We make walking in the departmental store to buy groceries, as romantic as sitting on the beach, hand in hand, watching the sunset.
He knows what flavor of Rasna I like, and I make sure I do not forget to get those orange candies he loves. While I select the best shaving gel for him, he picks up the best shampoo according to my hair type. Buying groceries for the month cannot be a mundane affair if the partners consider this otherwise boring activity, a way to show how much they care about each other’s like and dislike.
When the maid does not show up, it is fun to divide the cleaning up tasks. I scrub the utensils, and he washes them. Because he says that my nails are too delicate to bear the harsh dish wash soap. And I know, he likes playing with soap bubbles, so scrubbing the dishes is kinda play for him, so I let him do that. And the playful splashing of water and bubbles on each other is all that makes dish washing so much fun and enjoyable.
While I wash the clothes in the washing machine, he dries them on the clothesline. Because that requires more physical strength, according to him. He is Man of the house, he says J So, he chooses to do the difficult jobs himself.
Cooking is not just a routine business. He is fond of eating, as well as cooking. And I know the fact well that the way to a man’s heart goes through his stomach. So, if I surprise him with his favorite dinner on a Friday evening, when he is late from work, he is ready with my favorite breakfast on the Sunday morning. So, there are culinary surprises for each other at least a couple of times in a week. We add the most important ingredient to all the food we cook- Love. And that makes everything just yummy.
And how can I forget that if he is at home, and we need chopped onions, he never lets me do it. He would do it himself, always. He says, he cannot see me in tears.
I never felt that since I am the woman, so it is just my duty to manage the household.
Maintaining the wardrobe is one task we both despise. So, we take turns. If we need a plumber, I call and get things done. He hates calling people. But when it comes to paying the bills, it is his department. So, I hardly worry about the savings and the spending.
I make the bed at night, he folds the bed sheets in the morning. And I being the obsessed one to decorate the house with stuff, he just plays the role of a critic. Yes, take this, this is good. Not this one, not that great. Even that is fun.
We make house a home - out of love.
Love is not just telling each other the three words. I see deep love in my husband’s eyes, when he makes me coffee in the morning. We respect each other’s role in making life easy and comfortable for one another.
As many of my friends dread that being a mother will only squeeze out energy and time out of life, and it would be more trouble than joy. But, I am quite sure, that the bundle of joy in our life, will bring in more love, and togetherness. Because, we share every responsibility equally. It's not only me who will have to change diapers or rock the cradle all night.

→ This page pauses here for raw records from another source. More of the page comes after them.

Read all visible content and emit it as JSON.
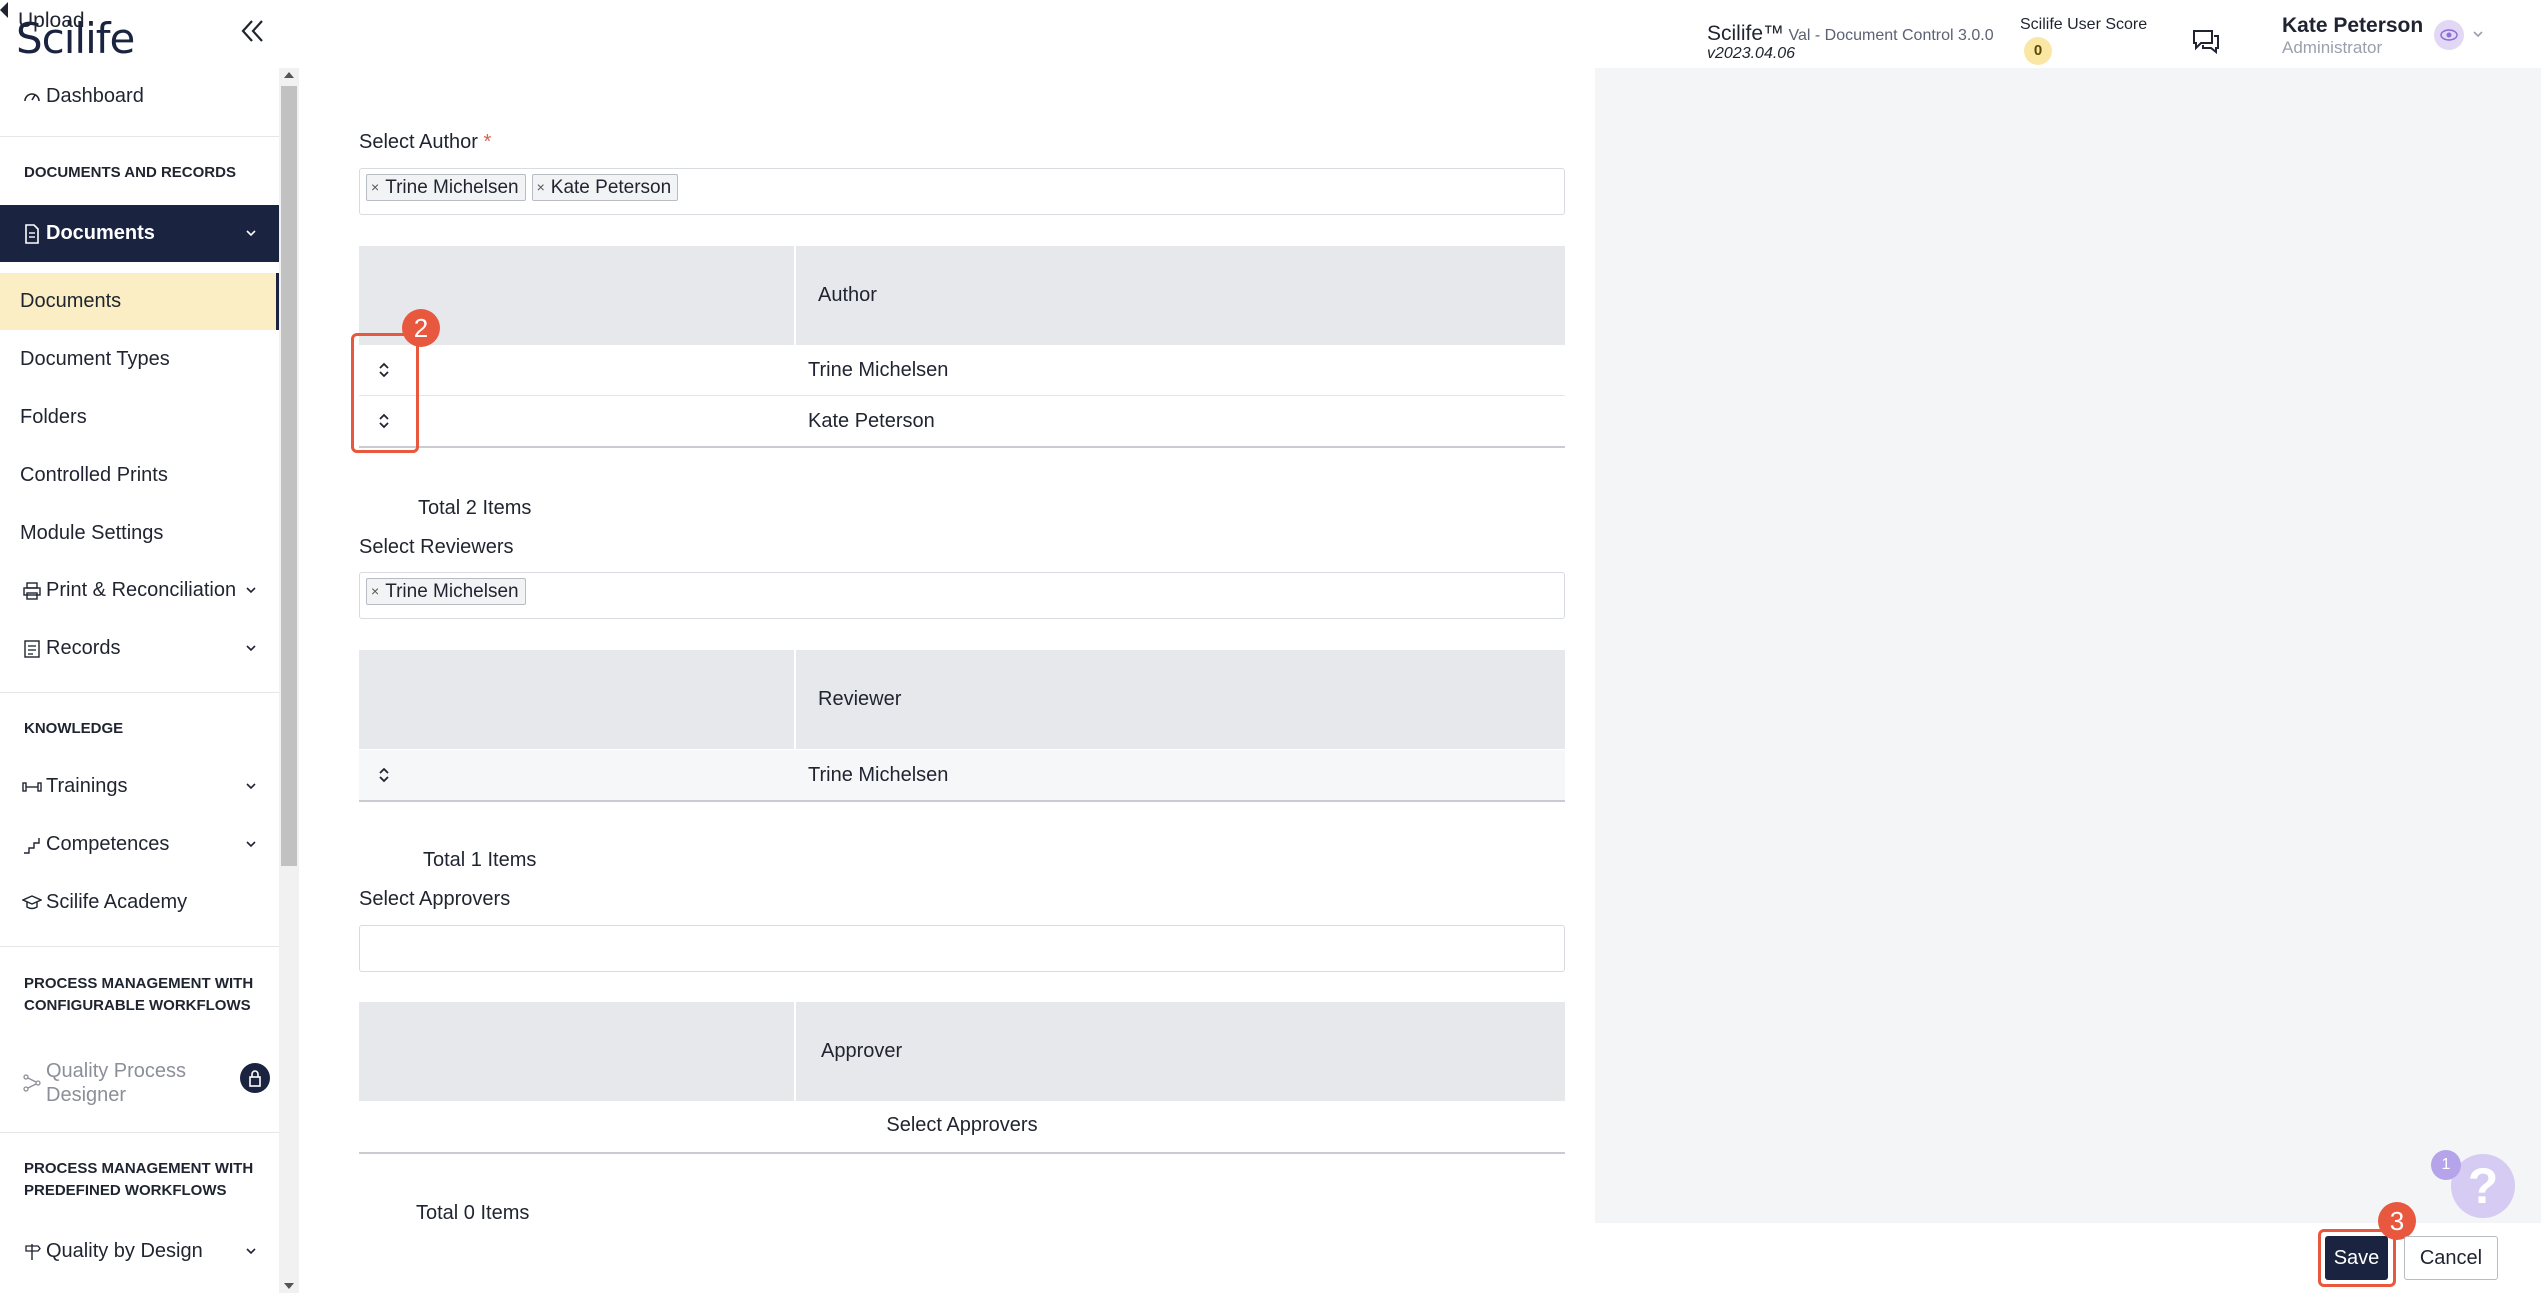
{
  "header": {
    "upload_label": "Upload",
    "logo_text": "Scilife",
    "app_name": "Scilife™",
    "app_subtitle": " Val - Document Control 3.0.0",
    "app_version": "v2023.04.06",
    "score_label": "Scilife User Score",
    "score_value": "0",
    "user_name": "Kate Peterson",
    "user_role": "Administrator"
  },
  "sidebar": {
    "dashboard": "Dashboard",
    "section_docs": "DOCUMENTS AND RECORDS",
    "documents": "Documents",
    "sub_items": [
      "Documents",
      "Document Types",
      "Folders",
      "Controlled Prints",
      "Module Settings"
    ],
    "print_reconciliation": "Print & Reconciliation",
    "records": "Records",
    "section_knowledge": "KNOWLEDGE",
    "trainings": "Trainings",
    "competences": "Competences",
    "academy": "Scilife Academy",
    "section_process_configurable": "PROCESS MANAGEMENT WITH CONFIGURABLE WORKFLOWS",
    "quality_process_designer": "Quality Process Designer",
    "section_process_predefined": "PROCESS MANAGEMENT WITH PREDEFINED WORKFLOWS",
    "quality_by_design": "Quality by Design"
  },
  "authors": {
    "label": "Select Author",
    "required_mark": "*",
    "tags": [
      "Trine Michelsen",
      "Kate Peterson"
    ],
    "column": "Author",
    "rows": [
      "Trine Michelsen",
      "Kate Peterson"
    ],
    "total": "Total 2 Items"
  },
  "reviewers": {
    "label": "Select Reviewers",
    "tags": [
      "Trine Michelsen"
    ],
    "column": "Reviewer",
    "rows": [
      "Trine Michelsen"
    ],
    "total": "Total 1 Items"
  },
  "approvers": {
    "label": "Select Approvers",
    "column": "Approver",
    "empty_text": "Select Approvers",
    "total": "Total 0 Items"
  },
  "callouts": {
    "step2": "2",
    "step3": "3"
  },
  "actions": {
    "save": "Save",
    "cancel": "Cancel"
  },
  "help": {
    "count": "1",
    "glyph": "?"
  },
  "colors": {
    "brand_dark": "#1a2340",
    "callout": "#e8583f",
    "active_child_bg": "#fbeec4"
  }
}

Marriage is a lovely journey. And each moment, each activity, when done together, can be joyful. Imagining the wife does all the household chores, and the husband does his part of the duties, would make life so boring. Sharing the load makes each other feel cared for. It unites the two. It strengthens the bond. Makes both the partners feel equal. Feel respectful for each other. And, in fact, the load does not seem a load at all. All of it becomes memories worth cherishing.